Mr. Smith said the collaboration with the library, UT, and BGSU is one of the project's biggest steps forward.
He said the institutions could help the legacy project identify grants and other sources of funding that could help increase its capacity to collect and display documents and artifacts.
"We've been talking to each other for about a year to make this collaboration happen," Mr. Smith said. "This will increase our community awareness, especially with the commitment from all three institutions. This is a major breakthrough in our efforts, and one of the best relationships we can have."
Mr. Smith said Barb Floyd, director of the Canaday Center for Special Collections at the University of Toledo, contacted him about working together.
Ann Jenks, interim head of the Center for Archival Collections at Bowling Green State University said she, Ms. Floyd, and Jim Marshall, manager of the local history and genealogy department at the Toledo-Lucas County Public Library, have worked together for years on other projects and became involved in the talks.
Mr. Smith said the inclusion of the library and BGSU gives the legacy project the opportunity to reach beyond Toledo's corporate limits to better document the impact of blacks in the suburban area and regionally.
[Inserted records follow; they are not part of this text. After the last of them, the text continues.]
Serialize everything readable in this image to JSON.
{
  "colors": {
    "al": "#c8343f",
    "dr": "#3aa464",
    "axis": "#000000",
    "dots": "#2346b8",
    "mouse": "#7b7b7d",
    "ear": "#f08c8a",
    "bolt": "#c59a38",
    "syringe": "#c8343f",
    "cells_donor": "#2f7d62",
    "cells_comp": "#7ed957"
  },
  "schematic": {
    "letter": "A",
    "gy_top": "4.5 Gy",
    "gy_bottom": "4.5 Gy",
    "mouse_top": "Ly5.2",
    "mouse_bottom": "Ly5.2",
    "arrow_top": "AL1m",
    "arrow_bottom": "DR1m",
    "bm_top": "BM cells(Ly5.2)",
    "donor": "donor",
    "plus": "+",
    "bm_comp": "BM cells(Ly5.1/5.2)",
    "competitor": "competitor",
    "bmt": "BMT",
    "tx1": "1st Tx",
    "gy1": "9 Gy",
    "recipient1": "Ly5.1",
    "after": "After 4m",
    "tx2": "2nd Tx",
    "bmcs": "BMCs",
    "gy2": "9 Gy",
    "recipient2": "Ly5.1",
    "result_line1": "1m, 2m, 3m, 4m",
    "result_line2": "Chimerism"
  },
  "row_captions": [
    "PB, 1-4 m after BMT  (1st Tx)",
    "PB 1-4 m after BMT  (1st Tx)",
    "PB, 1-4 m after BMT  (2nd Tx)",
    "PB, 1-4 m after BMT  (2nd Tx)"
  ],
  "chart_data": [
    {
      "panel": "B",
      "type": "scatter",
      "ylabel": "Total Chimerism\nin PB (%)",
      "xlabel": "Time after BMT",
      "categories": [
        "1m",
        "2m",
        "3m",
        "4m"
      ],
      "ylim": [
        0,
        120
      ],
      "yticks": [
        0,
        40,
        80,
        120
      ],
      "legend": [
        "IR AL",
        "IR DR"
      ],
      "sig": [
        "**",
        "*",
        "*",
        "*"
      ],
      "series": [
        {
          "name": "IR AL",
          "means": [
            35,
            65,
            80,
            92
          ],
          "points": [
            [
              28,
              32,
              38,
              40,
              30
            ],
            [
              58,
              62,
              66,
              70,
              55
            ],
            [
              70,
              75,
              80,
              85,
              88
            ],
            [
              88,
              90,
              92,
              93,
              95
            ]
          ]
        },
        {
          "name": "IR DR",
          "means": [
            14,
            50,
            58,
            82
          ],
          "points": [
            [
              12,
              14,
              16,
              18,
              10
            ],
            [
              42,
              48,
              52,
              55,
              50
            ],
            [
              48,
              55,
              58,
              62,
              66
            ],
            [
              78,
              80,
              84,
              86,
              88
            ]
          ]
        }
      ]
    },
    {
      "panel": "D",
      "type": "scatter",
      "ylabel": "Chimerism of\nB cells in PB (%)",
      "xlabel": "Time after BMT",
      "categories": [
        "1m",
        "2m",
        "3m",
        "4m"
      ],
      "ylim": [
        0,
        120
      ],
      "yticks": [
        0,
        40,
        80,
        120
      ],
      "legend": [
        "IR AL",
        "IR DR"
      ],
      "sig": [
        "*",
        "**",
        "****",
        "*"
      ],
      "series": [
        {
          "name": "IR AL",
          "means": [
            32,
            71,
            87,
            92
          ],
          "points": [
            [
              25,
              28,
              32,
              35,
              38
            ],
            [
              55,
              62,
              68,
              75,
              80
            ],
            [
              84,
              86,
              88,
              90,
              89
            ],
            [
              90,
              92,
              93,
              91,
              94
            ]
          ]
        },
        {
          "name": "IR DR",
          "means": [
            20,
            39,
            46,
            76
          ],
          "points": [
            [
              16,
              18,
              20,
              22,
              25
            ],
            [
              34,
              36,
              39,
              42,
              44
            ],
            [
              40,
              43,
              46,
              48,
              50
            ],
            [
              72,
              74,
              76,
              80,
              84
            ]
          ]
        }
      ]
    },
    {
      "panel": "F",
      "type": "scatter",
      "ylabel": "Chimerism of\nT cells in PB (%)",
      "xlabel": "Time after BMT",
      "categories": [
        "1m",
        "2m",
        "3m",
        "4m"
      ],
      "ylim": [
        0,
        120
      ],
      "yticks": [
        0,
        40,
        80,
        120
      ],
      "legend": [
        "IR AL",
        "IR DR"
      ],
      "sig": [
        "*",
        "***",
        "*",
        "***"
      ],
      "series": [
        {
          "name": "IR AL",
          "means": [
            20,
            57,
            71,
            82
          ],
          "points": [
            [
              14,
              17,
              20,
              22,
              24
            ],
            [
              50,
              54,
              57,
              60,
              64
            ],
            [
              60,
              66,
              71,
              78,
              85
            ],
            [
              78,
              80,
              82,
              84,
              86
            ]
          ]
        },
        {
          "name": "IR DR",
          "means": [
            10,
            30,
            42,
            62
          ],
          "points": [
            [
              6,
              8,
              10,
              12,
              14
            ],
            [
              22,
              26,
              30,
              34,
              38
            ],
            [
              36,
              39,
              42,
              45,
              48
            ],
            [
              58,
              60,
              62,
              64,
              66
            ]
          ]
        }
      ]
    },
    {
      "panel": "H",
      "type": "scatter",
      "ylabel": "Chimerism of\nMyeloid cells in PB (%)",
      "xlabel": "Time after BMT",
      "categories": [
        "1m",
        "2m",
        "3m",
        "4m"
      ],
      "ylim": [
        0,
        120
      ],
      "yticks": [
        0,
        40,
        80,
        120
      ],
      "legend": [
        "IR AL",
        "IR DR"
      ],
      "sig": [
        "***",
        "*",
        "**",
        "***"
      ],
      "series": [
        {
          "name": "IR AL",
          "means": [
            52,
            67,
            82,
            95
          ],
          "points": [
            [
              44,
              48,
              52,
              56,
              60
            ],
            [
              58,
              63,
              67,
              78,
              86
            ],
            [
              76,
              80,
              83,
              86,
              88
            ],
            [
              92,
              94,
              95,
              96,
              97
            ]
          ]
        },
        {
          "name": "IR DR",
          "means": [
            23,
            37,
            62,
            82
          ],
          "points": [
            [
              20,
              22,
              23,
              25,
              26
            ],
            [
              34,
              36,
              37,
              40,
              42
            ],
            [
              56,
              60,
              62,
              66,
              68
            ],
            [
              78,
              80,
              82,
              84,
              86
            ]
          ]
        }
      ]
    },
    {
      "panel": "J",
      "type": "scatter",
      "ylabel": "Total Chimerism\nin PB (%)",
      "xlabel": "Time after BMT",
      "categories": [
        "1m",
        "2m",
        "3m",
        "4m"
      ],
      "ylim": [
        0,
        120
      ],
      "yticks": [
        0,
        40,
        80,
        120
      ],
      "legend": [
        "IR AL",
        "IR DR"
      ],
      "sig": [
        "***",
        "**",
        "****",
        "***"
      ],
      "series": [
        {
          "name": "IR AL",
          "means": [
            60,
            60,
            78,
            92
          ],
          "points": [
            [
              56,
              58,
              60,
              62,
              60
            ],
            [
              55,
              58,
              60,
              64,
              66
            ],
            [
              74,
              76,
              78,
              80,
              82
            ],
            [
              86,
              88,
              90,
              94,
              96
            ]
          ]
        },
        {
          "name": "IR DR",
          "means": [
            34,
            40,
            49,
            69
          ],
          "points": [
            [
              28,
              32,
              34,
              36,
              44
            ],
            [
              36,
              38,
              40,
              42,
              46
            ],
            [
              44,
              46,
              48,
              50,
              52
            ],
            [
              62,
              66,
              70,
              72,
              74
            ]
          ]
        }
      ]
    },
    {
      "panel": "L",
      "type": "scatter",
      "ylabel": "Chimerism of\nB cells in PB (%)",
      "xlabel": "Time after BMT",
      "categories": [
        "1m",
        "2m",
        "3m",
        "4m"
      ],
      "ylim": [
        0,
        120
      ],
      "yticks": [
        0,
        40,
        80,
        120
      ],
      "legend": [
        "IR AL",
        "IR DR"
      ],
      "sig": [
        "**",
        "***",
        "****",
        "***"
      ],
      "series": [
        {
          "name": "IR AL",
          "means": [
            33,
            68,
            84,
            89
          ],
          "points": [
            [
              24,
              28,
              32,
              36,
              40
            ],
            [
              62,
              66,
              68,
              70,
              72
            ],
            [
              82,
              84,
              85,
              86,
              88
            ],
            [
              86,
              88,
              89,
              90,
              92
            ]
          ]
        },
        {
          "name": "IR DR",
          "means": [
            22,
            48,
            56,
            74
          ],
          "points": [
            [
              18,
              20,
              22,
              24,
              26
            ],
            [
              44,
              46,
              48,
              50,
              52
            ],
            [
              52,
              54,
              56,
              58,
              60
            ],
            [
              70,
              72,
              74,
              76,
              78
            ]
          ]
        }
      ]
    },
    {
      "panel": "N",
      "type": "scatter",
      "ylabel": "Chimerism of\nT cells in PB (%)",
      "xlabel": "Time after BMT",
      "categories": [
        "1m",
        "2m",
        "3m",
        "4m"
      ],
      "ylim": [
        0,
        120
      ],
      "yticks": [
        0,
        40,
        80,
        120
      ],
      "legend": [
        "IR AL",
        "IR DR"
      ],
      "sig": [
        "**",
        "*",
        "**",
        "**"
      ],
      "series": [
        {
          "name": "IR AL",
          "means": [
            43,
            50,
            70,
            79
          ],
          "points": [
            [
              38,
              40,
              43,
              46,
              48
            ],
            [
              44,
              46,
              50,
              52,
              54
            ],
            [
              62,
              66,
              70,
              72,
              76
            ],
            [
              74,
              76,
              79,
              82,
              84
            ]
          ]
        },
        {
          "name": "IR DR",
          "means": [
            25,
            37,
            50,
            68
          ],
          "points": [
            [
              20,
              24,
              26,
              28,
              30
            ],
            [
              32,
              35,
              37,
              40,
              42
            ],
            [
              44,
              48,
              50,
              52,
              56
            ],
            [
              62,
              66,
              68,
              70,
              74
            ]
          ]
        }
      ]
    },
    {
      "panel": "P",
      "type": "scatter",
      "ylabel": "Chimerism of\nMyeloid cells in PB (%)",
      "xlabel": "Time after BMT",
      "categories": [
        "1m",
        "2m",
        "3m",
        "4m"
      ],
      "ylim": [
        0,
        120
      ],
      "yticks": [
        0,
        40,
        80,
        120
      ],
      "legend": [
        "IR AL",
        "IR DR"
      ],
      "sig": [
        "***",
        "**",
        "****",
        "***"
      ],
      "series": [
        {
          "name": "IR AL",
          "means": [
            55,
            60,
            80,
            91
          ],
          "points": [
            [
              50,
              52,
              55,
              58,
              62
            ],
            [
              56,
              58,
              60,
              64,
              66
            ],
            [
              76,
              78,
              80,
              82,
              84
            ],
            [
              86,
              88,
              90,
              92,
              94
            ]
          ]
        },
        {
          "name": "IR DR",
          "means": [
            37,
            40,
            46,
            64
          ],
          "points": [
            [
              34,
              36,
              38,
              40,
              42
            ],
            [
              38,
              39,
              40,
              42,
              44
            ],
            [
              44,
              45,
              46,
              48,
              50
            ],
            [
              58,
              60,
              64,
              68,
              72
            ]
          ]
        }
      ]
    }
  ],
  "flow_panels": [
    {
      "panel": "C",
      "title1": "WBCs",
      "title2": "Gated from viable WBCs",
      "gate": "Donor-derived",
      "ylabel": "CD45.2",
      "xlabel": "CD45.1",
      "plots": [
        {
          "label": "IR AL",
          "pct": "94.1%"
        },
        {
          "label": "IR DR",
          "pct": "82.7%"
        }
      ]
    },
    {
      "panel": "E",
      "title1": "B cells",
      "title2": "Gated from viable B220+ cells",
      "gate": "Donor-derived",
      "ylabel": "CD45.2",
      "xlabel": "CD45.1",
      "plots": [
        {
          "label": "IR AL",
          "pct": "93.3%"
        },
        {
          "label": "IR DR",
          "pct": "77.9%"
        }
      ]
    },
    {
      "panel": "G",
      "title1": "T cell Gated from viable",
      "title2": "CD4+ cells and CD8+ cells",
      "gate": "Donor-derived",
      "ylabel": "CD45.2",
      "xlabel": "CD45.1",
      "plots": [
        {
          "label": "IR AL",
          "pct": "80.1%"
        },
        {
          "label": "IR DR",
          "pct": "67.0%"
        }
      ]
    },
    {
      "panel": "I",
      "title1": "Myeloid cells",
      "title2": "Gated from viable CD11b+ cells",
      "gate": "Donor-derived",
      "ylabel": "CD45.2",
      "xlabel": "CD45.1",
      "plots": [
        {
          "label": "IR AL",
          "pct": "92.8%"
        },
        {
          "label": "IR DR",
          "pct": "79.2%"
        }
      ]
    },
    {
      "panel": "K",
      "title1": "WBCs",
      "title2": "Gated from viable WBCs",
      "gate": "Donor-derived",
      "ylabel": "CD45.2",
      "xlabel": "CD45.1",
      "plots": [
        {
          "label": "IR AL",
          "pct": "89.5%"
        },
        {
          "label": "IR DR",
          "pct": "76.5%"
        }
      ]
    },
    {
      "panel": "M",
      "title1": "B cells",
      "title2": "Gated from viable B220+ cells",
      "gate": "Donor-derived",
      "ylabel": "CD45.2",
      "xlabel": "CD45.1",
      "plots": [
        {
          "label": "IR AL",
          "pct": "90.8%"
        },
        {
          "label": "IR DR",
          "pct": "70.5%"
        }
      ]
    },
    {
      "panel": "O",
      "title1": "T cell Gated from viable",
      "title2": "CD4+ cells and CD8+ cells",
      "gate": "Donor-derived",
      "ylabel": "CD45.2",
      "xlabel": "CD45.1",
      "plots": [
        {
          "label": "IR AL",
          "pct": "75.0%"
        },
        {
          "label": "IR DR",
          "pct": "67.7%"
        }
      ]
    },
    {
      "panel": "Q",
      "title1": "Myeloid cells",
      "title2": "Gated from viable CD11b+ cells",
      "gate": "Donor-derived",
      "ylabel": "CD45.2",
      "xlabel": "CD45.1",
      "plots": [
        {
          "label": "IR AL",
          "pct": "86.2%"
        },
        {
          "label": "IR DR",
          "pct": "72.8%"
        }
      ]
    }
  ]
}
"If you would ask Jim, Barb, or I, we would say we haven't done a good job documenting African-American history in our collections, and we need to change that," Ms. Jenks said.
"It's important to show the role African-Americans have played in our history, and we wouldn't be able to teach the children in our community [about African-Americans] if we didn't have that history," she added.
Mr. Smith said the legacy project will work with the three institutions on identifying documents and artifacts, and the project will decide where those items will be housed.
Mr. Marshall said the best thing about the collaboration will be the coordinated effort.
"The African American Legacy Project, the two universities, and the library wanted to do this and cooperate in the way that is best for the community rather than each of us going out on our own and trying to do things that are a duplication of other services," Mr. Marshall said.
"That's really the positive thing about the whole agreement. We will know what each of us is doing. So if someone comes into the public library or goes to the university, we will be able to say, 'This is what we have here.' Someone researching African-American history will know where everything is, who has it, and we'll be actively collecting," he said.